Pisząc o OPAK, trudno też nie pisać właśnie o Miejscu X, które znajduje się przy ul. Sienkiewicza i to tam odbywa się większość działań, choć nie wszystkie. Utworzenie Miejsca X Dominika uważa za największy sukces stowarzyszenia.

– Bardzo mnie też cieszy wykonanie muralu Wilqa w ramach dofinansowania z Urzędu Miasta. To było spełnienie mojego ogromnego marzenia i było to możliwe właśnie przede wszystkim dzięki OPAK-owi – nie kryje radości, choć też przyznaje, iż bywały smutne momenty, związane głównie z odchodzeniem niektórych działaczy ze stowarzyszenia, co wynikało w głównej mierze z przyczyn losowych. – Przestawaliśmy być studentami czy jakimiś wolnymi strzelcami, zaczynaliśmy być rodzicami i osobami, które pracują na etacie, więc bardziej to życie sprawiało, iż ludzie odchodzili, aniżeli jakieś inne sytuacje – tłumaczy.

Życzenia i cele

Przy okazji 15. urodzin trudno też nie zapytać o życzenia i cele na najbliższy czas.

– Na pewno przyda nam się trzymanie kciuków za nasz jubileusz, będziemy naprawdę hucznie świętować i już teraz zapraszamy mieszkańców 15 czerwca do Miejsca X – zachęca Aleksandra Markiw. – A z naszych pozostałych działań to na pewno na uwagę zasługuje projekt związany z integracją cudzoziemców.

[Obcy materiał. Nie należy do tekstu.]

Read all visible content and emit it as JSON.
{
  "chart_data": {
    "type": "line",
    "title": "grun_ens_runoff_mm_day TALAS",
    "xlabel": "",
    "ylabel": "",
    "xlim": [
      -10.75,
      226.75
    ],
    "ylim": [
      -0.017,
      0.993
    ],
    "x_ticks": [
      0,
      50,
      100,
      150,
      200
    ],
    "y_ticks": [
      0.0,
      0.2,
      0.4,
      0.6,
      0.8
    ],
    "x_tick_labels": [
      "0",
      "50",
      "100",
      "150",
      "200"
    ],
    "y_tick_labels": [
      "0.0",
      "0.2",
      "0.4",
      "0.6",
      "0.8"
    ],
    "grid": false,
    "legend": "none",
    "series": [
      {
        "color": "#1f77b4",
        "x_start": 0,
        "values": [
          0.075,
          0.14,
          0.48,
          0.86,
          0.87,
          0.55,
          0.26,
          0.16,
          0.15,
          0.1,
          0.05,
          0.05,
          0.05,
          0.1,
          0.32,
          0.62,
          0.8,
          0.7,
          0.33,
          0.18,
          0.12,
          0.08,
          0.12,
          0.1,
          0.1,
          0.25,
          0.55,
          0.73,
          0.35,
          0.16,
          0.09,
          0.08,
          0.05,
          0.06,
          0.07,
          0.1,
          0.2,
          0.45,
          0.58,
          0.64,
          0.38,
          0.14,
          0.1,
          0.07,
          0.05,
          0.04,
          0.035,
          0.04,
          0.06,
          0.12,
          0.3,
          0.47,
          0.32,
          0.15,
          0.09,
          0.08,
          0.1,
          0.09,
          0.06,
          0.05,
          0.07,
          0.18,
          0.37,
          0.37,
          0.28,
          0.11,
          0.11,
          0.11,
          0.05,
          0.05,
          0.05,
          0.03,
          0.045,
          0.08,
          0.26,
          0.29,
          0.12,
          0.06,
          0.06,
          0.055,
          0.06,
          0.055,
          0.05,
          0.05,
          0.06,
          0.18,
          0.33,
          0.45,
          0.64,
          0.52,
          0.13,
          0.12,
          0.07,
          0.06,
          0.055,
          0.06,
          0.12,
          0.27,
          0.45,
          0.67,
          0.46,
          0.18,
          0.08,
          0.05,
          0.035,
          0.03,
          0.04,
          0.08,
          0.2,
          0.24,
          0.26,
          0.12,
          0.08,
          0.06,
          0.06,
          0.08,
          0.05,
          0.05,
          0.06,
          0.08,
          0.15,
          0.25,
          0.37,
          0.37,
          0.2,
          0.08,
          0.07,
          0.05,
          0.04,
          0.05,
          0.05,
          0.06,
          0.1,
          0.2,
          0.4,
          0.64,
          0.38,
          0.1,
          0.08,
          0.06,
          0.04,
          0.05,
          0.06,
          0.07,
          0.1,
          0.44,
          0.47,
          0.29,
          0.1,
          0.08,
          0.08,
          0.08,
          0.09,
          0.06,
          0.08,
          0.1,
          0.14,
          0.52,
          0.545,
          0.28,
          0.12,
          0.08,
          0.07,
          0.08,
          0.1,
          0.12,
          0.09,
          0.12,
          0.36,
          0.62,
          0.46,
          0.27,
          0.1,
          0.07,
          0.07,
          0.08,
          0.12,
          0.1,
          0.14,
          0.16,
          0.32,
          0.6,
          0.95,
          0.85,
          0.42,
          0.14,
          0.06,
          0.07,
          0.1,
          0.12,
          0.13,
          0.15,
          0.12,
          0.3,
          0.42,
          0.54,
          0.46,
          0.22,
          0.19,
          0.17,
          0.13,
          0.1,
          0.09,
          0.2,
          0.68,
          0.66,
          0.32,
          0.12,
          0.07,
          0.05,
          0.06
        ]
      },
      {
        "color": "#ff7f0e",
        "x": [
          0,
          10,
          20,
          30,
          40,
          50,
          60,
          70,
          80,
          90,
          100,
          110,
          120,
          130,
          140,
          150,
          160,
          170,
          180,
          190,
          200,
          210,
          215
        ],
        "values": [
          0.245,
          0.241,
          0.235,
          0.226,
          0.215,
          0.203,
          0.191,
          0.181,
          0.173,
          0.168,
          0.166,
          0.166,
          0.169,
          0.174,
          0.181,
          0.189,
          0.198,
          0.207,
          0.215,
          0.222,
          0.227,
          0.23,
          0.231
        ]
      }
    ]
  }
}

I postawiliśmy tu na improwizację teatralną, która jest ponadnarodowym językiem. Przecież cudzoziemcy w Opolu, nie znając na początku dobrze naszego języka, też muszą w dużej mierze improwizować. Każdy jednak będzie mógł dołączyć do tej inicjatywy, choćby opolanie z urodzenia

– Zależy nam na szeroko rozumianej integracji mieszkańców Opola i regionu. Pomagają w tym „wymianki roślin”, speedfrendingi, warsztaty medytacji, wystawy, stand-upy, tańce i koncerty. Mamy mnóstwo pomysłów i planów, będziemy o nich informować na bieżąco na naszych stronach – zachęca.

Program urodzin OPAK

Piątek

Sobota

***

Odważne komentarze, unikalna publicystyka, pasjonujące reportaże i rozmowy – czytaj w najnowszym numerze tygodnika „O!Polska”. Do kupienia w punktach sprzedaży prasy w regionie oraz w formie e-wydania.